Beyond compliance, insurance carriers are raising the bar. Cyber insurers are increasingly denying coverage for incidents tied to known, unpatched vulnerabilities. In a recent AXA survey, 42% of industrial energy companies reported that their insurer had inquired about specific CVEs during underwriting. Keeping a vulnerable SIPROTEC 5 in production reckons a denial of a legitimate claim after an incident.

This isn’t the first time Siemens relays have drawn security scrutiny. In 2023, CVE‑2023‑43624 exposed a similar authentication bypass in the SIPROTEC 5’s SSH service. That pattern—weak authentication and session management bugs in OT devices—shows no signs of abating. As vendors rush to add Ethernet connectivity and web‑based HMI to every device, they often recycle decades‑old firmware with limited security features.

The research community is taking notice. Conferences like S4 and ICS Village regularly feature live‑hacking demonstrations against relays, and tools like Energize have made protocol‑level fuzzing more accessible.

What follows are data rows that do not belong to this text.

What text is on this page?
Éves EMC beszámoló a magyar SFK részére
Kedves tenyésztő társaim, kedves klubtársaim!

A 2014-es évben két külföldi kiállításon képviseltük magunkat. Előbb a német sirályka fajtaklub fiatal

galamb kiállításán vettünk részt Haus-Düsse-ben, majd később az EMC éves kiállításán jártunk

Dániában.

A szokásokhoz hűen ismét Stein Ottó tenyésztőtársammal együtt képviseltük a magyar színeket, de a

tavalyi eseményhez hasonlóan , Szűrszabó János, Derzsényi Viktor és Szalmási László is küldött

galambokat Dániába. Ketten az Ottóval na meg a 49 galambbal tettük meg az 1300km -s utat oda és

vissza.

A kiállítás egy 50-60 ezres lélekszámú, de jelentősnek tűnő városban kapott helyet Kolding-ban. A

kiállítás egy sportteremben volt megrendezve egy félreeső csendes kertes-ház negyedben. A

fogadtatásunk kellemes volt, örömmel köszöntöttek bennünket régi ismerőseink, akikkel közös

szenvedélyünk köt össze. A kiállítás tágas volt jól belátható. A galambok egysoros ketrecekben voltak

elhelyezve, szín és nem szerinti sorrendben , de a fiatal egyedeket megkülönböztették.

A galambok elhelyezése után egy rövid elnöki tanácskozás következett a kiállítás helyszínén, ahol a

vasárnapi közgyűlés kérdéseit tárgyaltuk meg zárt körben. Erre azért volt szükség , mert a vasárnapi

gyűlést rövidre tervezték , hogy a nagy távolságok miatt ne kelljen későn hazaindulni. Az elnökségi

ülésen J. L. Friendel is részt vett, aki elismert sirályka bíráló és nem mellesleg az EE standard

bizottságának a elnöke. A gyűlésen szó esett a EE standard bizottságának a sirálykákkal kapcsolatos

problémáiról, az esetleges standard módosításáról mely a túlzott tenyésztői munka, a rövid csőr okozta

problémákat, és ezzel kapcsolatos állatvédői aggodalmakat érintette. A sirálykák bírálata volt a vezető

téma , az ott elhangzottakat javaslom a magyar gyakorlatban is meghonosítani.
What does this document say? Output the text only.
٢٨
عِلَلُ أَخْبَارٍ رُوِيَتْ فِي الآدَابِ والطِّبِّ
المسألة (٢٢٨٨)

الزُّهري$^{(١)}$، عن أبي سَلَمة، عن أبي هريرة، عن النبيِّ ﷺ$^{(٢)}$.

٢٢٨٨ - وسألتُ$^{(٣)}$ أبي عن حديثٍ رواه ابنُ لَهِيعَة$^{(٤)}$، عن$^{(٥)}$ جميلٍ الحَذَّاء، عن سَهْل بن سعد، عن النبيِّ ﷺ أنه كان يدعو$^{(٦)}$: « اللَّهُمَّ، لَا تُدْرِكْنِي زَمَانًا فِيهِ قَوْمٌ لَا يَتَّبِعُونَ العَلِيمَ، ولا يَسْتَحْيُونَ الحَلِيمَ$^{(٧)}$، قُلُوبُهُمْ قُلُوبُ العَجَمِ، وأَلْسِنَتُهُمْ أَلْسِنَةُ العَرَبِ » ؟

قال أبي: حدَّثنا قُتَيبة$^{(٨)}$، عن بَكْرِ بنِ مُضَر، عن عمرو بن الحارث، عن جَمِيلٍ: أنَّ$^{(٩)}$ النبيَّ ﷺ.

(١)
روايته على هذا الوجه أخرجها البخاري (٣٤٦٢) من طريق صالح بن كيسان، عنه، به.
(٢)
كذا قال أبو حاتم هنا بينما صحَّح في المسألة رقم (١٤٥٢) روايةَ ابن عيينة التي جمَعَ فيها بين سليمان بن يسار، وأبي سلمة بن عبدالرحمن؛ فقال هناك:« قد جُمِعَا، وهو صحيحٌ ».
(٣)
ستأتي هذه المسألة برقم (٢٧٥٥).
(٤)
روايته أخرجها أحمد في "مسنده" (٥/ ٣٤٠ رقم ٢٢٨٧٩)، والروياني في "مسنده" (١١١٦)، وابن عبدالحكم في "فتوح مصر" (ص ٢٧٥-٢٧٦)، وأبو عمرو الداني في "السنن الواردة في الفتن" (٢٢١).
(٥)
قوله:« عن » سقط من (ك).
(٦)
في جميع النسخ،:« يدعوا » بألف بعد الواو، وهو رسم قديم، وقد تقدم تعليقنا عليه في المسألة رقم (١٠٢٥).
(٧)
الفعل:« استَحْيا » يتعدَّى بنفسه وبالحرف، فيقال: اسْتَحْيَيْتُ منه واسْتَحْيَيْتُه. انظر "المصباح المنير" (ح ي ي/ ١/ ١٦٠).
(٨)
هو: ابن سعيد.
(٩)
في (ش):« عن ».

In this environment, CVE‑2024‑54017 is unlikely to remain unexploited for long.

What Siemens Is Doing Beyond the Patch

Siemens has issued updated hardening guidelines (available in the SIMATIC Security Recommendations document) and offers a free “Security Check” service for critical infrastructure clients. The company also plans to integrate CSPRNG and secure session management by default in the next major release, SIPROTEC 5 V8.00, expected in late 2026. In the meantime, they are conducting targeted outreach to national CERTs and industry ISACs to expand awareness.

The Bottom Line for OT Decision Makers

CVE‑2024‑54017 is a textbook case of “patch or perish.” The fix is available, the attack vector is well understood, and the potential impact is severe. Procrastination carries unacceptable risk. Even if you can’t upgrade immediately, you must implement compensating controls—disable web services, lock down firewall policies, and intensify monitoring. Document all measures carefully; regulators and insurers are watching.

Secure session management isn’t a luxury in the OT world anymore. It’s a prerequisite. The sooner grid operators treat their relays like the critical digital assets they’ve become, the sooner the sector can close the window on this and similar vulnerabilities.